Peach and Lettuce Smoothie

How can someone love a Vita-Mix so much? The past 8 months have been so fantastic thanks to this workhorse of a kitchen machine. Every morning I drink a green smoothie that is made of oranges, lettuce or another leafy green like kale or spinach, and frozen blueberries or raspberries. It is simple and a very nice way to start the day.
Peaches are in season here in Colorado, so I am pleased to start the day with local, seasonal produce that hasn’t been shipped in from Florida or California. This is my low carbon footprint breakfast drink that I’ll enjoy until I bid farewell to my favorite fuzzy fruits…

Into the Vita-Mix goes 2 or 3 peaches (pitted, of course) and as much lettuce as you can stuff in there. I have an heirloom mix I picked up at the Farmers’ Market.

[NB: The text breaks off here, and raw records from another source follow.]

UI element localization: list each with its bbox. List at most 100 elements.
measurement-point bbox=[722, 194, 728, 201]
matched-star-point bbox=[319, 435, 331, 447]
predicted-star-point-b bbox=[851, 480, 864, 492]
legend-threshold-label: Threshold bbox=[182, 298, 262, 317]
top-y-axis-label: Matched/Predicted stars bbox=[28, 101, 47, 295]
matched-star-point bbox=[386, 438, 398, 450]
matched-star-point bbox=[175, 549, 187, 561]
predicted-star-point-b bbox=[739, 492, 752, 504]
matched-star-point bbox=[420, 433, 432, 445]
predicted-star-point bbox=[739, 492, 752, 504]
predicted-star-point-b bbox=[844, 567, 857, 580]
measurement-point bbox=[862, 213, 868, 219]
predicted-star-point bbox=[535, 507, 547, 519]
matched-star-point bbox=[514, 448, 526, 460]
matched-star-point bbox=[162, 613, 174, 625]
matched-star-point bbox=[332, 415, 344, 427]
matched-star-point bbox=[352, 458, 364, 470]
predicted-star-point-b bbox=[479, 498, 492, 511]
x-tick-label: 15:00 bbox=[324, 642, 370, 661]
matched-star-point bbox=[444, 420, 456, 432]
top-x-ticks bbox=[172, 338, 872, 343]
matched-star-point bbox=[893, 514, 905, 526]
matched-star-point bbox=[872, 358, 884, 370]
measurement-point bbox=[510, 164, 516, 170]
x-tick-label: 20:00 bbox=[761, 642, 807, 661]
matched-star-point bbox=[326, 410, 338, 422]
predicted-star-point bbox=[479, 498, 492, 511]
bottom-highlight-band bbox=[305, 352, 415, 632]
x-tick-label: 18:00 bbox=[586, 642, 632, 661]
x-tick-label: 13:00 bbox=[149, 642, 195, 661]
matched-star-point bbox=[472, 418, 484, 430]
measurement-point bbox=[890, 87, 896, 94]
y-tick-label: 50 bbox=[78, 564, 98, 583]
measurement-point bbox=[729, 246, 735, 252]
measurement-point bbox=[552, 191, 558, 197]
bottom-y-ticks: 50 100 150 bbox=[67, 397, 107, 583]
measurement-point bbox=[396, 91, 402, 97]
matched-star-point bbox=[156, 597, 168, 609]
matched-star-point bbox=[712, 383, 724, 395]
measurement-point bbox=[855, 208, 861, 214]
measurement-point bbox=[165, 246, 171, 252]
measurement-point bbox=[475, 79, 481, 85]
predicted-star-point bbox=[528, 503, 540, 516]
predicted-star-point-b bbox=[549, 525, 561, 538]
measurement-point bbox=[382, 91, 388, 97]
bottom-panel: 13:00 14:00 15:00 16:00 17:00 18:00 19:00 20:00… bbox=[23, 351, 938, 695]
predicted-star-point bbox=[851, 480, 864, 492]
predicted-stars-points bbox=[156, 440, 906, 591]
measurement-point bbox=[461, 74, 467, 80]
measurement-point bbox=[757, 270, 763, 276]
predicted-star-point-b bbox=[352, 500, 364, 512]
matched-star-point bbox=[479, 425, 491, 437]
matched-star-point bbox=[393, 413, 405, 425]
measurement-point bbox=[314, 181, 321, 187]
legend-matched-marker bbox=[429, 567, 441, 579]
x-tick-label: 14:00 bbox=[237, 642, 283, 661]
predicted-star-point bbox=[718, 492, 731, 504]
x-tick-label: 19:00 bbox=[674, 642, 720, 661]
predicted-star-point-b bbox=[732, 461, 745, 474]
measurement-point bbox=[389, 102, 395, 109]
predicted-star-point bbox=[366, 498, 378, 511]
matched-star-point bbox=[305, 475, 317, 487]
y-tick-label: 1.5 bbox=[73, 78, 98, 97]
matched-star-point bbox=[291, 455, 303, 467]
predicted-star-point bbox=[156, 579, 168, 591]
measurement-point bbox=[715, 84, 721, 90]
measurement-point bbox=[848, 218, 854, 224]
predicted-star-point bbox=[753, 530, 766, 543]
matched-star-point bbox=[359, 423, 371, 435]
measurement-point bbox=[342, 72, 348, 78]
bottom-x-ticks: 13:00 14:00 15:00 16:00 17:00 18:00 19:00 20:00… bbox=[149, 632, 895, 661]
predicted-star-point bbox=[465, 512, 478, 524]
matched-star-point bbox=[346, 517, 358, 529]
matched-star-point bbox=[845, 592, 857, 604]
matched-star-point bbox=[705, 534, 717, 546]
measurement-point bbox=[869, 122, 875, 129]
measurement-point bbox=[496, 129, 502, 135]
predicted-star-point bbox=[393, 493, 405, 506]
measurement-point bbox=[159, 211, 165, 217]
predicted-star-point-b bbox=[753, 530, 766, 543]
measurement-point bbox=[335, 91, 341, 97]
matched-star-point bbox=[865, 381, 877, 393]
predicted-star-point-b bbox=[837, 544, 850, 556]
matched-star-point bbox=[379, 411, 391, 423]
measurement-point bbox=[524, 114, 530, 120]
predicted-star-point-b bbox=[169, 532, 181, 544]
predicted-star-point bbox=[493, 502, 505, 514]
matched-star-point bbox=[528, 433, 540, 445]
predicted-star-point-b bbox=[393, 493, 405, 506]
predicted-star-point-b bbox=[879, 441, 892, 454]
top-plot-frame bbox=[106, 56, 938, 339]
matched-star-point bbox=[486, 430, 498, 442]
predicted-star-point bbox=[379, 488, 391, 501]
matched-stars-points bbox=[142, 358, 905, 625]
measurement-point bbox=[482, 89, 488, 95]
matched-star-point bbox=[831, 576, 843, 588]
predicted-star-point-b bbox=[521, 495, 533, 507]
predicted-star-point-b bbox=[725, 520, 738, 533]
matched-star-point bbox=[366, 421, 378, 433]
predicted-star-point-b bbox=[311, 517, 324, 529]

Add a little water and some ice cubes if you’d like it cold. Turn it up to speed 10, then high, then enjoy.

Vegan Peach Cobbler

I usually do not make vegan desserts, but I was out of eggs and had a lot of ripe peaches, so I thought I’d make up a vegan peach cobbler. It turned out really good and I would definitely make it again.

  • 3 ripe peaches, thinly sliced
  • 2 TB ground ginger
  • 1/4 cup whole wheat pastry flour
  • 1/4 cup oat bran
  • 1 tsp baking powder (a little less if baking at higher altitude)
  • a pinch of sea salt
  • 1/4 cup plain rice milk
  • 2 TB coconut fat (skimmed from the top of an undisturbed can of coconut milk)
  • 1/4 cup pure Vermont maple syrup
Preheat oven to 350. In a Pyrex pie dish, arrange the thin slices of peaches and sprinkle with ginger.
In one bowl, combine the dry ingredients. Combine the wet ingredients in another bowl, mix well, and add to the flour mixture. Mix until just combined, pour over the peaches, and bake for 35 minutes until the top is set and nicely golden brown. Enjoy.